Barring catastrophic hard drive failure or an unforgiveable bug, I am just a few more hours play from getting the full 1000GS from Skyrim. Naturally, I’m pretty chuffed about that-it’s not many games I get the full 1000 from, so discovering that Skyrim is going to give me top whack as well as being very entertaining makes me think of it as a very generous game. Except of course, it isn't. Not even close. A reasonable estimate is that it will have taken me 140 hours of gameplay to get that 1000GS.
When it comes to being generous with points, there are many different types, and like some sort of crazed gaming taxonomist, we thought we'd try to define them.
Have you ever had one of those calls from your bank offering you a guaranteed chunk of free money if only you’ll let them tie up a chunk of the cash you already have for the next six to eighteen months? Well that’s the likes of Skyrim and Oblivion. A guaranteed sizeable return on your investment, as long as you’re willing to put the time in. There are no grinding feather-collections, no viral achievements, no points that are at the mercy of fate. If you want 1000GS, all you have to do is play. Lots.
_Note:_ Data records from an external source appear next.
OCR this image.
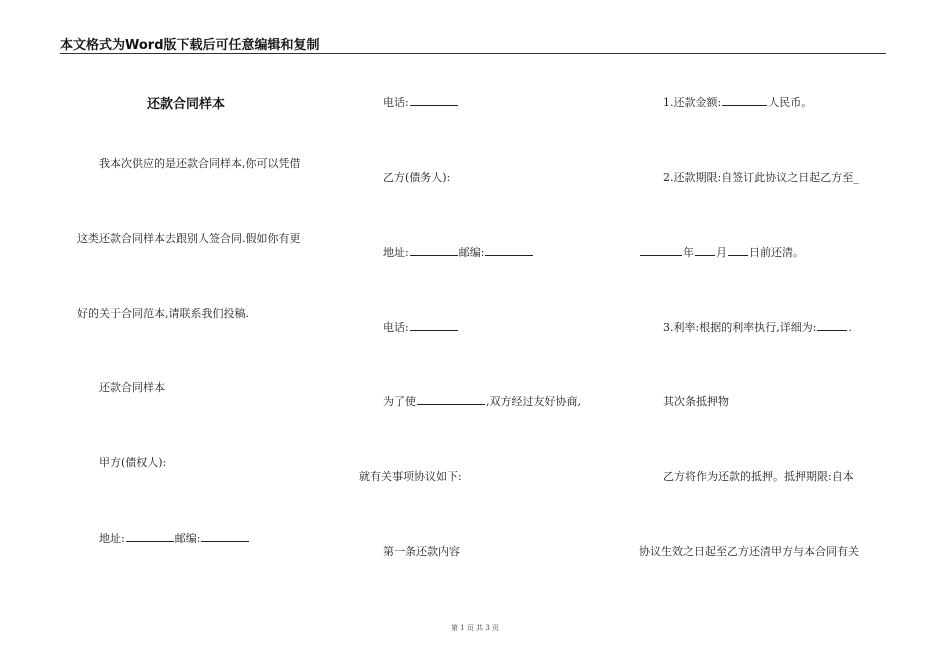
本文格式为Word版下载后可任意编辑和复制
还款合同样本
我本次供应的是还款合同样本,你可以凭借
这类还款合同样本去跟别人签合同.假如你有更
好的关于合同范本,请联系我们投稿.
还款合同样本
甲方(债权人):
地址:	邮编:
电话:
乙方(债务人):
地址:	邮编:
电话:
为了使	,双方经过友好协商,
就有关事项协议如下:
第一条还款内容
1.还款金额:	人民币。
2.还款期限:自签订此协议之日起乙方至_
年 月 日前还清。
3.利率:根据的利率执行,详细为:	.
其次条抵押物
乙方将作为还款的抵押。抵押期限:自本
协议生效之日起至乙方还清甲方与本合同有关
第 1 页 共 3 页
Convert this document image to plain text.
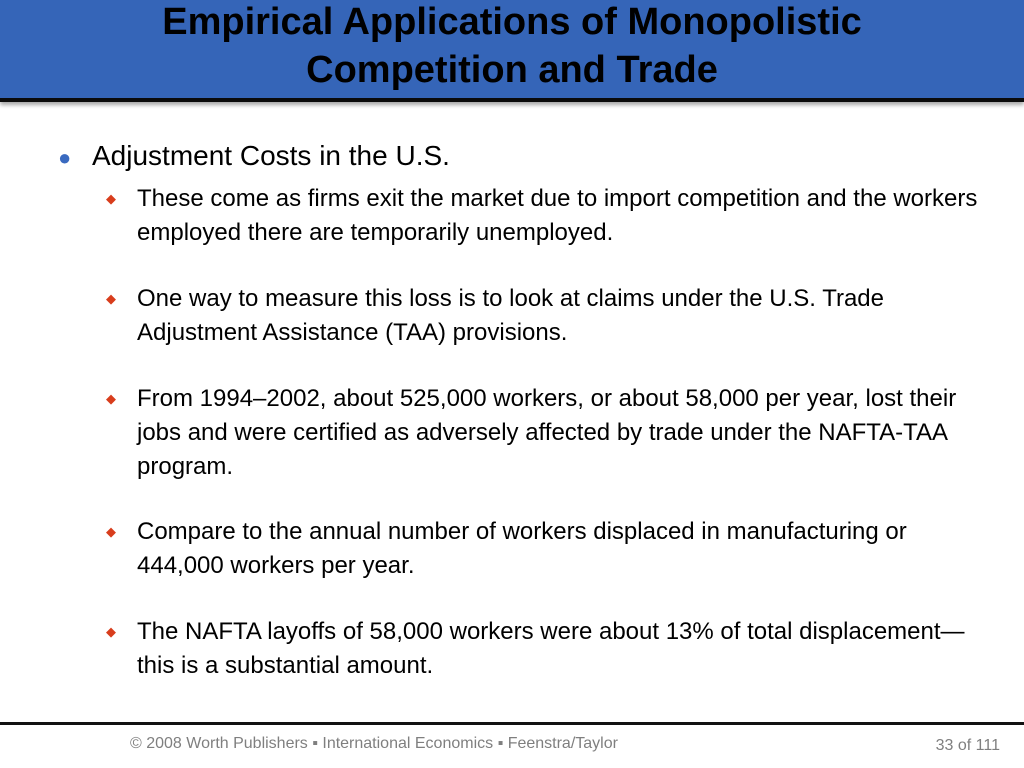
Empirical Applications of Monopolistic
Competition and Trade
● Adjustment Costs in the U.S.
◆ These come as firms exit the market due to import competition and the workers employed there are temporarily unemployed.
◆ One way to measure this loss is to look at claims under the U.S. Trade Adjustment Assistance (TAA) provisions.
◆ From 1994–2002, about 525,000 workers, or about 58,000 per year, lost their jobs and were certified as adversely affected by trade under the NAFTA-TAA program.
◆ Compare to the annual number of workers displaced in manufacturing or 444,000 workers per year.
◆ The NAFTA layoffs of 58,000 workers were about 13% of total displacement—this is a substantial amount.
© 2008 Worth Publishers ▪ International Economics ▪ Feenstra/Taylor	33 of 111
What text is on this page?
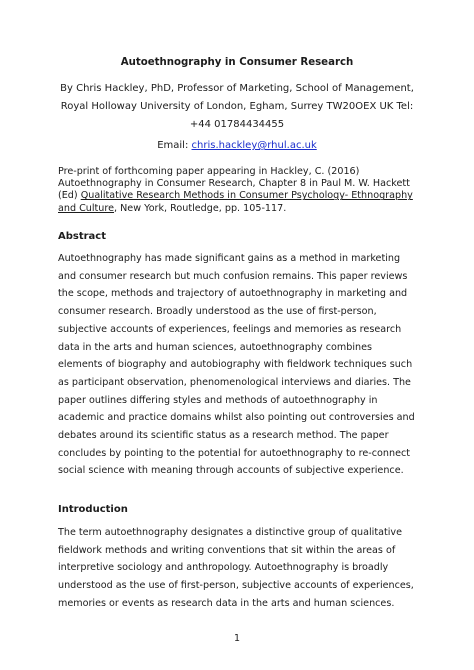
Autoethnography in Consumer Research
By Chris Hackley, PhD, Professor of Marketing, School of Management,
Royal Holloway University of London, Egham, Surrey TW20OEX UK Tel:
+44 01784434455
Email: chris.hackley@rhul.ac.uk
Pre-print of forthcoming paper appearing in Hackley, C. (2016)
Autoethnography in Consumer Research, Chapter 8 in Paul M. W. Hackett
(Ed) Qualitative Research Methods in Consumer Psychology- Ethnography
and Culture, New York, Routledge, pp. 105-117.
Abstract
Autoethnography has made significant gains as a method in marketing
and consumer research but much confusion remains. This paper reviews
the scope, methods and trajectory of autoethnography in marketing and
consumer research. Broadly understood as the use of first-person,
subjective accounts of experiences, feelings and memories as research
data in the arts and human sciences, autoethnography combines
elements of biography and autobiography with fieldwork techniques such
as participant observation, phenomenological interviews and diaries. The
paper outlines differing styles and methods of autoethnography in
academic and practice domains whilst also pointing out controversies and
debates around its scientific status as a research method. The paper
concludes by pointing to the potential for autoethnography to re-connect
social science with meaning through accounts of subjective experience.
Introduction
The term autoethnography designates a distinctive group of qualitative
fieldwork methods and writing conventions that sit within the areas of
interpretive sociology and anthropology. Autoethnography is broadly
understood as the use of first-person, subjective accounts of experiences,
memories or events as research data in the arts and human sciences.
1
Then there are those games that are almost the opposite-they transcend your love of Gamerscore and reassure you that you still play games for the right reason. Just when you’d started to wonder if you were playing only for the points, along comes something like Dark Souls, a game so excruciatingly difficult that even though the array of points on offer are perfectly fair and free from caprice, it’s still hugely unlikely that you’ll ever get them all. Yet you keep on playing. And playing. And playing.
Then there are those games that offer a full 1000GS as long as you’re willing to put a modest amount of work in. The games that you play primarily for score-whoring purposes, but which don’t give up their points quite so easily that you’re ashamed of playing them. You know the ones, Fight Night Round 3, King Kong, games that won’t give up their points until you finish them, but won’t make finishing them at all hard for you.
The Low Hanging Fruit
During the annual Megabits Gamerscore Challenge when I really want my score to fly up, low-hanging fruit is where it’s at. Good games that only dish out a serious wedge if you work at it, but which can be relied upon to dish out a not inconsiderable fillip for minimal investment. During the last Gamerscore Challenge I played through CoDBlOps, CoDWaW and Medal of Honor for a total of 785 points from three games. Doesn’t sound like much, until you consider that each was played as a speedrun, and that 785 came from just a day and a half’s gaming. Tasty.
The Unexpectedly Generous
With these points, you’re really spoiling us. No, really, if there’s one thing that’s better than low hanging fruit, it’s a genuinely generous game. Bioshock and Bioshock 2 are the classic examples-a day’s worth of play for well over 700 points. That’s an even better use of time than speedrunning Call of Duty. Less likely to turn you into a moron as well.
The Easy G
Yeah yeah, we saw you, playing Avatar and Just Cause, harvesting the full 1000 with a few cheap tricks, then playing 30 seconds of a dozen good games in order to shove your shame further down your games played list so your score would be seen but not its source. This is score whoring for 12 year olds, but we’ll admit, it’s effective.